Après m’avoir fait les poches, ils m’ont enfermé dans la grosse tour Madeleine de la forteresse Salouis. Ils ont trouvé dans ma poche quelques papiers mais surtout des insectes dissimulés dans les revers de mon pantalon. D’après les livres d’entomologie feuilletés dans l’église, ce sont des vrillettes, des charançons et des termites.
C’est seulement vers 11h00 du matin qu’on m’a escorté jusqu’à la salle d’audience du donjon pour que je donne ma version des faits devant le conseil de la coopérative brestoise. Assis sur une chaise, Diogène venait tout juste de passer son interrogatoire. Son air flegmatique, sa silhouette massive et droite, ses moustaches en clé de voûte et son air solennel ne pouvaient que me donner du courage et, après mon séjour en cellule, j’en avais bien besoin.

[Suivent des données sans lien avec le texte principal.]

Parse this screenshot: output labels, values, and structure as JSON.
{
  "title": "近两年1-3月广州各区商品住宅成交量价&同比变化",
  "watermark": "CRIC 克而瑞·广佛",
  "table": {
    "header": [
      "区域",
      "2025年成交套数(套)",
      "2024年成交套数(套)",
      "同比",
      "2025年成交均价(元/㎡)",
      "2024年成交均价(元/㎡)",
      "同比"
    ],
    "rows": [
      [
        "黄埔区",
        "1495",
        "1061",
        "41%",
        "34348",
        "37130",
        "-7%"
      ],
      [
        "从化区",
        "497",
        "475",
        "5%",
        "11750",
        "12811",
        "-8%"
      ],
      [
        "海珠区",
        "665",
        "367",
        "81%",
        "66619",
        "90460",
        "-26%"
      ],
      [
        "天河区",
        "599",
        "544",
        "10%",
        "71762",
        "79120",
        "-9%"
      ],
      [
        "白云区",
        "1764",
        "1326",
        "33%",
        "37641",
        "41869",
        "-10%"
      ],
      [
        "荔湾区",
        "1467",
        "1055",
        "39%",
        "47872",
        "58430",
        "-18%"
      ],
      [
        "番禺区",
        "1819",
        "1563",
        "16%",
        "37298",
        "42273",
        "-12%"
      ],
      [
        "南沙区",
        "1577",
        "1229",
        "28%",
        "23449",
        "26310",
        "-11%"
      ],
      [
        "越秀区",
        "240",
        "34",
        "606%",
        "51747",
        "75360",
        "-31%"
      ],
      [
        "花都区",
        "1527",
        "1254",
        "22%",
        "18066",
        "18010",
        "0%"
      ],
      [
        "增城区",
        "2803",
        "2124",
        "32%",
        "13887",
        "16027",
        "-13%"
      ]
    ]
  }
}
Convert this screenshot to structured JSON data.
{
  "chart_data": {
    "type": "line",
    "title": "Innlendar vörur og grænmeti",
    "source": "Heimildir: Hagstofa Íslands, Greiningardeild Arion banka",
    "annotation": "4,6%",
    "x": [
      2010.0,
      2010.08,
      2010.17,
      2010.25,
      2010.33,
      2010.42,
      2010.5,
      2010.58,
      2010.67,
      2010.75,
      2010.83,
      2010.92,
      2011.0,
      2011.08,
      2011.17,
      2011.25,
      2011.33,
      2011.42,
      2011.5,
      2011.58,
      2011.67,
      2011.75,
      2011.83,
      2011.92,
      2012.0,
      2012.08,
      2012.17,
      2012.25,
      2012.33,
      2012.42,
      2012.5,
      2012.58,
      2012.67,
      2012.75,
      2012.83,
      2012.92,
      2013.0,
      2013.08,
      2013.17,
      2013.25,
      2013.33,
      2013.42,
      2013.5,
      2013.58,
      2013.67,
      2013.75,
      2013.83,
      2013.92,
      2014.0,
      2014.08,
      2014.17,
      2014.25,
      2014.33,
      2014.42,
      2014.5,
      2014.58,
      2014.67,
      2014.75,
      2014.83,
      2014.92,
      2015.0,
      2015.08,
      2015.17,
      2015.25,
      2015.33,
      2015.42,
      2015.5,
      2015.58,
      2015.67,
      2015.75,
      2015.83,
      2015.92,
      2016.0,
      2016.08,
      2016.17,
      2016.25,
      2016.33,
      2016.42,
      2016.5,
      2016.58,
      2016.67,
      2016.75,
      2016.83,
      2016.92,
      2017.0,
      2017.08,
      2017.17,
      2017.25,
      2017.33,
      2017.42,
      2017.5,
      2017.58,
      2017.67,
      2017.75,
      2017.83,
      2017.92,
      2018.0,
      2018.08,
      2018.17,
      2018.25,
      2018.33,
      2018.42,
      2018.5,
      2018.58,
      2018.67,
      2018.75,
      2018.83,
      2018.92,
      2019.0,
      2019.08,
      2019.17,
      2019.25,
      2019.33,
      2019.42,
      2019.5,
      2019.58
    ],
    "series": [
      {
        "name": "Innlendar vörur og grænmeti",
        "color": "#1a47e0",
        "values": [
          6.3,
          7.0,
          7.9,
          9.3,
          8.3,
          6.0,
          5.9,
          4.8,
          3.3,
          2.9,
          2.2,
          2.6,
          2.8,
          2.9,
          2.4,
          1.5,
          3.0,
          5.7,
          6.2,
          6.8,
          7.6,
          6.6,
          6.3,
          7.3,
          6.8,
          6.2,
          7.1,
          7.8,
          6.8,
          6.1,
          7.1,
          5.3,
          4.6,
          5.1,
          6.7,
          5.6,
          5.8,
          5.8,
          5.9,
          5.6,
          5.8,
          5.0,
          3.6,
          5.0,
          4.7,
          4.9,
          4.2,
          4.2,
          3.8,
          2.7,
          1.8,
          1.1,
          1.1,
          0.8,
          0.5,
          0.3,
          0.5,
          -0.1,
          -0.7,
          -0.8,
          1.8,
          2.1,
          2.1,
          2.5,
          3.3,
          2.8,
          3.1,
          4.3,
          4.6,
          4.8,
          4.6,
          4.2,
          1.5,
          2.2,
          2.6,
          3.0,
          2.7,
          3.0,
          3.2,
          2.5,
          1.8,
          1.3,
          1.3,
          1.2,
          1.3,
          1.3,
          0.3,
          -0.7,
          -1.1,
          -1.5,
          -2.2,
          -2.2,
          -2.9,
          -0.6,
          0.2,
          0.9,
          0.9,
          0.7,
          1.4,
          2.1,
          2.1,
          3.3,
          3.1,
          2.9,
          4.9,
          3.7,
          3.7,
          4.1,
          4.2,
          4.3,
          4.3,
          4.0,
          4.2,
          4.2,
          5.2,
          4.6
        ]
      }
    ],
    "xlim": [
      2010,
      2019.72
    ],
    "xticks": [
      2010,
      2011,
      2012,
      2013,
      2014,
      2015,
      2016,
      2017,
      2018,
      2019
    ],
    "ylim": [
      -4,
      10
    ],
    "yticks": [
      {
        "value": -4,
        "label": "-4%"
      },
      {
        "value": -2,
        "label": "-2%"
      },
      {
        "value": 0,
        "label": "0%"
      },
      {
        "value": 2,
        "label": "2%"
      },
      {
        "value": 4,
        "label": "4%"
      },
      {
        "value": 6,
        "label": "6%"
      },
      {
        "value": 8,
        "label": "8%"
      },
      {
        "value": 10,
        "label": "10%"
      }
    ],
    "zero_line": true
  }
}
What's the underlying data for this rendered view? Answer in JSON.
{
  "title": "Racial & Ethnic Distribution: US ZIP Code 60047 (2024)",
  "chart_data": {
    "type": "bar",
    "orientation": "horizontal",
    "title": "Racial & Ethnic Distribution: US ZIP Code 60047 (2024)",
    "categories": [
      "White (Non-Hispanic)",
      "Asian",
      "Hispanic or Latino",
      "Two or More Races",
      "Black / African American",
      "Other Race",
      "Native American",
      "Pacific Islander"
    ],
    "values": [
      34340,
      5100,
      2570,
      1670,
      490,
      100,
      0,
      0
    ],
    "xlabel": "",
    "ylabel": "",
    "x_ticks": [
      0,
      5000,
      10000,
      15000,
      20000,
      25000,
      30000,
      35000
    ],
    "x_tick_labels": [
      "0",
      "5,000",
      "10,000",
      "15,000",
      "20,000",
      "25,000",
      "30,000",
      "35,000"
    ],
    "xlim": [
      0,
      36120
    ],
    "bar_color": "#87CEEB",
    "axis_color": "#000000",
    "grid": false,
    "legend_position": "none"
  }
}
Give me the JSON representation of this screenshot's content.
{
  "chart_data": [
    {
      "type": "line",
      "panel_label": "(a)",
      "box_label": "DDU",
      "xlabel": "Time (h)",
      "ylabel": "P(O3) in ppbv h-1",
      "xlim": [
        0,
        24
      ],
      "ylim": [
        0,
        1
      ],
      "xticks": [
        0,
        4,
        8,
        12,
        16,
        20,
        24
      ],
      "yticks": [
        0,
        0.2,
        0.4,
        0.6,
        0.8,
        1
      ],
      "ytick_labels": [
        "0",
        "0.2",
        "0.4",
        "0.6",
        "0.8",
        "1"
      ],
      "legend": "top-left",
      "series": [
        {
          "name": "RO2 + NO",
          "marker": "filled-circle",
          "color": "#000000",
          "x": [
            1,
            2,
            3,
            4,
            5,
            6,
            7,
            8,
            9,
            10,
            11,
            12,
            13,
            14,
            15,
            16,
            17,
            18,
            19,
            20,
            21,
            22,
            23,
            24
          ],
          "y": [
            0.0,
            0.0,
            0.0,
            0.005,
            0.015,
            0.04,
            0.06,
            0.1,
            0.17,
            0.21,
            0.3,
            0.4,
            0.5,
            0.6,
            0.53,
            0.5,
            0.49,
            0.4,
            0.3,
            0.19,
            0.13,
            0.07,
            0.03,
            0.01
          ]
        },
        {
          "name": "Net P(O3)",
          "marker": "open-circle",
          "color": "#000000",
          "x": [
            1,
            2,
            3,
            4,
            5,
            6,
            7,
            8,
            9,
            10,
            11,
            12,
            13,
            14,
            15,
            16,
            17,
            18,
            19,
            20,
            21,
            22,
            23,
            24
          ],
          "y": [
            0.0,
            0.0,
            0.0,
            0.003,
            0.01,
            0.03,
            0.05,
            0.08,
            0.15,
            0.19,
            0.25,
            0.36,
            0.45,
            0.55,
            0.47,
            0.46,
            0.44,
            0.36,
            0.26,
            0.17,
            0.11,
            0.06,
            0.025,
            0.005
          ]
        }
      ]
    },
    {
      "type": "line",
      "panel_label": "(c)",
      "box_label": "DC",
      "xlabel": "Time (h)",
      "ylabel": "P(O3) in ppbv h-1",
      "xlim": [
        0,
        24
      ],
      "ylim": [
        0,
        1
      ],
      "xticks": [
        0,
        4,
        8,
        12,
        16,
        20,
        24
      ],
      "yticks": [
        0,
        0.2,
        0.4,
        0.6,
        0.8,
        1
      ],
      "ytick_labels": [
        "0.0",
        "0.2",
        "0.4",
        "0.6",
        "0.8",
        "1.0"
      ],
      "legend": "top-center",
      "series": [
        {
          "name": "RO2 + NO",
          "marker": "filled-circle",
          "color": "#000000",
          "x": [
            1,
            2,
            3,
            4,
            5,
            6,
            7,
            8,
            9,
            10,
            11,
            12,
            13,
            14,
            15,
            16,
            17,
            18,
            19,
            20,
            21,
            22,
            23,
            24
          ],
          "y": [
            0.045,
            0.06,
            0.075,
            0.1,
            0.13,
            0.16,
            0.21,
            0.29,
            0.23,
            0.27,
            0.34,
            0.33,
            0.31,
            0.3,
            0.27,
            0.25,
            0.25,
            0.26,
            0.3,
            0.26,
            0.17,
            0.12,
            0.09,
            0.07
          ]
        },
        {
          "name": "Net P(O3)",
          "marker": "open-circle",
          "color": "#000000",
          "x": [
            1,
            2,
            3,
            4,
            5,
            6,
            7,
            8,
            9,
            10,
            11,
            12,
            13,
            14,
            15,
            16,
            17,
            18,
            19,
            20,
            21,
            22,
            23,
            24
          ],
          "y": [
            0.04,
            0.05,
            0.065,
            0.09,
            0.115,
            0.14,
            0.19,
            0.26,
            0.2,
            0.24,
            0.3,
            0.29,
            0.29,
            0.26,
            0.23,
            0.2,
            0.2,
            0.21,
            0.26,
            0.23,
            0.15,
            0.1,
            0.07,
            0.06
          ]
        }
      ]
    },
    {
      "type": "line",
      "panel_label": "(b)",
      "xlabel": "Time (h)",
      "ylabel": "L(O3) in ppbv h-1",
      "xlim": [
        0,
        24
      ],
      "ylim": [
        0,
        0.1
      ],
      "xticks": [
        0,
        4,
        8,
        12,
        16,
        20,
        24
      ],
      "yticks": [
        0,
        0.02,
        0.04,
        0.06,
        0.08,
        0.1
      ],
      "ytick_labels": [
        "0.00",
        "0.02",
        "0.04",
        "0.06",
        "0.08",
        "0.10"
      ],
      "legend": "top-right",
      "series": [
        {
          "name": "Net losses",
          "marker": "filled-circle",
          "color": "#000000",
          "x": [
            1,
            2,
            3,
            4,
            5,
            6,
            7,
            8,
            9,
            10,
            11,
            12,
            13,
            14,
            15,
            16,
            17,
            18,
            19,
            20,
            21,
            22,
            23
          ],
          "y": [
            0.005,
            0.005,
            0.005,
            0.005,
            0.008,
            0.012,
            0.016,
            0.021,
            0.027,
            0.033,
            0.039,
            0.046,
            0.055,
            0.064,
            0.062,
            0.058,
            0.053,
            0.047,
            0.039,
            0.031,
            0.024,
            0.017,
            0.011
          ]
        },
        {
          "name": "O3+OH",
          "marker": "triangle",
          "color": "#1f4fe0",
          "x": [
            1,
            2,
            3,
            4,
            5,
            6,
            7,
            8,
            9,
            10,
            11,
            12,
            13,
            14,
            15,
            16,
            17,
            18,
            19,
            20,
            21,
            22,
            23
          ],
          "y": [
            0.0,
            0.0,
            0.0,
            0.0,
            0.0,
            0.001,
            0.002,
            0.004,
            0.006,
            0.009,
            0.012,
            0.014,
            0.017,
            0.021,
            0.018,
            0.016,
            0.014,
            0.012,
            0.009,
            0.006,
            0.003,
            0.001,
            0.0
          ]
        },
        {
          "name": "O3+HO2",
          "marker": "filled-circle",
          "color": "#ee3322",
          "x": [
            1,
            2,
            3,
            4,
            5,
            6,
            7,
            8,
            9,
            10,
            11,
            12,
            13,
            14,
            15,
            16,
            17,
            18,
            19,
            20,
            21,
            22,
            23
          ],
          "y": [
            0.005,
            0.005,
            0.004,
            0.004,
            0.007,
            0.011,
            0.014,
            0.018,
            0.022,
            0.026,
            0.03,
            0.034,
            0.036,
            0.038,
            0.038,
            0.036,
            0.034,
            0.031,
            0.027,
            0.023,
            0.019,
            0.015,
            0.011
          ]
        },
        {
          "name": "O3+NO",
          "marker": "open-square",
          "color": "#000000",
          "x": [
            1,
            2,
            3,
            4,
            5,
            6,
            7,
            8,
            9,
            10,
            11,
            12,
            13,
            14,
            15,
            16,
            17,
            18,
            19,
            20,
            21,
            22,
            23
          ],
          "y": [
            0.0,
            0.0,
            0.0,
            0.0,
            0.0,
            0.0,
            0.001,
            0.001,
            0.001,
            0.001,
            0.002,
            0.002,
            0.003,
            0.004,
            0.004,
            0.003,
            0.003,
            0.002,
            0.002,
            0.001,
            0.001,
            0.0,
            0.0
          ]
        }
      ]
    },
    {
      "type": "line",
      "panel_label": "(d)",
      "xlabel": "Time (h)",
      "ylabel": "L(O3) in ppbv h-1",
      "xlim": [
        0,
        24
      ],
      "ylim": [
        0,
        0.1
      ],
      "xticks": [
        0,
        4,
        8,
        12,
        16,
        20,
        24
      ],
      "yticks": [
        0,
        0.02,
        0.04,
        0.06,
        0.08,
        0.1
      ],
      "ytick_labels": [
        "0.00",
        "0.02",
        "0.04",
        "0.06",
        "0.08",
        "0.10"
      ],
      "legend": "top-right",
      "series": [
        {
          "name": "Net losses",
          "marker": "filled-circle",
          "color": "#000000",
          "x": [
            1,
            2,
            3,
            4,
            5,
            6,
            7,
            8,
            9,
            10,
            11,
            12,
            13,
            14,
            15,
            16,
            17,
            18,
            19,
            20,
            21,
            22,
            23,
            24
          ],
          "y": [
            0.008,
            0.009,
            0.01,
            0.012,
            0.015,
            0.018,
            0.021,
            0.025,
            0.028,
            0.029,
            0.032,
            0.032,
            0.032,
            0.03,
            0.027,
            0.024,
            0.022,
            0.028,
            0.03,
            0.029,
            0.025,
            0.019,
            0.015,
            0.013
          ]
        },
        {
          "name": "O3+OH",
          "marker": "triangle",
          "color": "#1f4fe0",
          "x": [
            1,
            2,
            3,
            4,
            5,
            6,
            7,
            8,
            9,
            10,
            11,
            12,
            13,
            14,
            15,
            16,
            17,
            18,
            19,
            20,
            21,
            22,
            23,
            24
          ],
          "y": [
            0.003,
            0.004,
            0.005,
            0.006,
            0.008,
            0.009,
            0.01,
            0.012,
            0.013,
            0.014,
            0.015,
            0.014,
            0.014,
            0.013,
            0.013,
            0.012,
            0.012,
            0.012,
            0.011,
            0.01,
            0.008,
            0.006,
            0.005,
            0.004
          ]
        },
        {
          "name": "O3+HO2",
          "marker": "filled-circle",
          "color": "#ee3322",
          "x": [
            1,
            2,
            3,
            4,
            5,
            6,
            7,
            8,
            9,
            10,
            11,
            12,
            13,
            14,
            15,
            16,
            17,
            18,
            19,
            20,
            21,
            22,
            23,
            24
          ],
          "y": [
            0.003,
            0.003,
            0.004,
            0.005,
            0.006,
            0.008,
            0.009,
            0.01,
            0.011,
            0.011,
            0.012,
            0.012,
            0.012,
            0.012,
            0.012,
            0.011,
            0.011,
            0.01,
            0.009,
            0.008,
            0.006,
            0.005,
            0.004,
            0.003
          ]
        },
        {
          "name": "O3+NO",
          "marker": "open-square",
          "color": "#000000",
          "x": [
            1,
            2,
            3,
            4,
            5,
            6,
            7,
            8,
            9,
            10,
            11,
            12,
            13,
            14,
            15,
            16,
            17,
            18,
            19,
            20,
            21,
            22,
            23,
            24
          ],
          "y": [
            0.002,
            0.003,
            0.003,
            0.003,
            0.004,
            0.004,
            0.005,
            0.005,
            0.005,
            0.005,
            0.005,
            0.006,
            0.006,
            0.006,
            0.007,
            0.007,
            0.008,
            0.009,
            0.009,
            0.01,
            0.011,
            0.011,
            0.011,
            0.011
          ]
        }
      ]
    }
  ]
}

J’étais très impressionné, je n’avais jamais mis les pieds dans la forteresse. Impossible de faire abstraction de ses murs immenses et de ses fenêtres avares en lumière.
Quel lieu écrasant.
En comparaison, tout paraissait petit, même le conseil. On aurait dit une bête réunion de formalité. Le personnel était habillé sans recherche. Je m’attendais à plus d’apparat, mais il faut croire que la coopérative cherche avant tout à ressembler au peuple. Belle hypocrisie ! Tout ça pour dire que l’interrogatoire, j’avais surtout l’impression de le passer en tête à tête avec le château plutôt qu’avec le personnel. Au fond, je me sentais comme un graffiti sur un monument historique.
Onésime était étendu dans un fauteuil, les pieds sur une table basse en sapin. Cette posture faussement désinvolte ne trompait personne : sec, maussade, les traits tirés, c’était un vrai paquet de nerfs. Avec son regard impérieux et son agenda dans lequel il écrivait frénétiquement, le coopérateur de Brest m’était franchement antipathique. A côté de lui, très discrets, ses administrés disparaissaient dans des fauteuils en rotin, à l’exception du boisilleur en chef qui se trouvait debout dans le fond de la salle.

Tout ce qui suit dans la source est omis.